Picnic at Hanging Rock by Joan Lindsay
It was a cloudless summer day in the year 1900. Everyone at Appleyard College for Young Ladies agreed it was just right for a picnic at Hanging Rock. After lunch, a group of three girls climbed into the blaze of the afternoon sun, pressing on through the scrub into the shadows of the secluded volcanic outcropping. Farther, higher, until at last they disappeared. They never returned.

 

Pep Talks for Writers: 52 Insights and Actions to Boost Your Creative Mojo by Grant Faulkner
Designed to kick-start creativity, this handbook from the executive director of National Novel Writing Month gathers a wide range of insights and advice for writers at any stage of their career. From tips about how to finally start that story to helpful ideas about what to do when the words just aren’t quite coming out right.

All the Light We Cannot See by Anthony Doerr
The stunningly beautiful bestseller about a blind French girl and a German boy whose paths collide in occupied France as both try to survive the devastation of World War II. Deftly interweaving their lives, Doerr illuminates the ways, against all odds, people try to be good to one another.

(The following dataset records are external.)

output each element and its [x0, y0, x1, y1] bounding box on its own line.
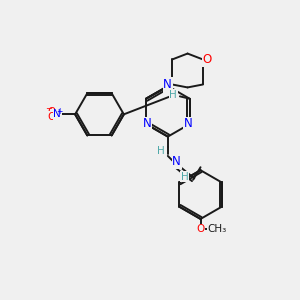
- Text: +: +: [56, 107, 63, 116]
- Text: O: O: [48, 107, 56, 117]
- Text: N: N: [184, 118, 193, 130]
- Text: N: N: [163, 78, 172, 91]
- Text: O: O: [196, 224, 205, 234]
- Text: H: H: [169, 90, 177, 100]
- Text: H: H: [181, 172, 189, 182]
- Text: N: N: [164, 80, 172, 93]
- Text: −: −: [45, 104, 52, 113]
- Text: N: N: [53, 109, 61, 119]
- Text: N: N: [143, 118, 152, 130]
- Text: O: O: [203, 53, 212, 66]
- Text: O: O: [48, 112, 56, 122]
- Text: H: H: [158, 146, 165, 156]
- Text: N: N: [172, 155, 181, 168]
- Text: CH₃: CH₃: [207, 224, 226, 234]
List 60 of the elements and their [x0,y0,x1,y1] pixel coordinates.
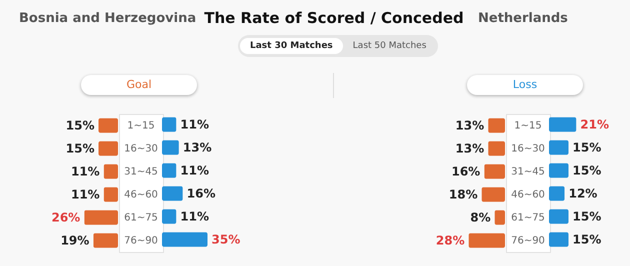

Other People We Married by Emma Straub
Straub creates characters as recognizable as a best friend, and follows them through moments of triumph and transformation with wit, vulnerability, and dazzling insight. In “Some People Must Really Fall in Love,” an assistant professor takes halting steps into the awkward world of office politics while harboring feelings for a freshman student. Two sisters struggle with old assumptions about each other as they stumble to build a new relationship in “A Map of Modern Palm Springs.” These twelve stories, are filled with sharp humor, emotional acuity, and joyful language.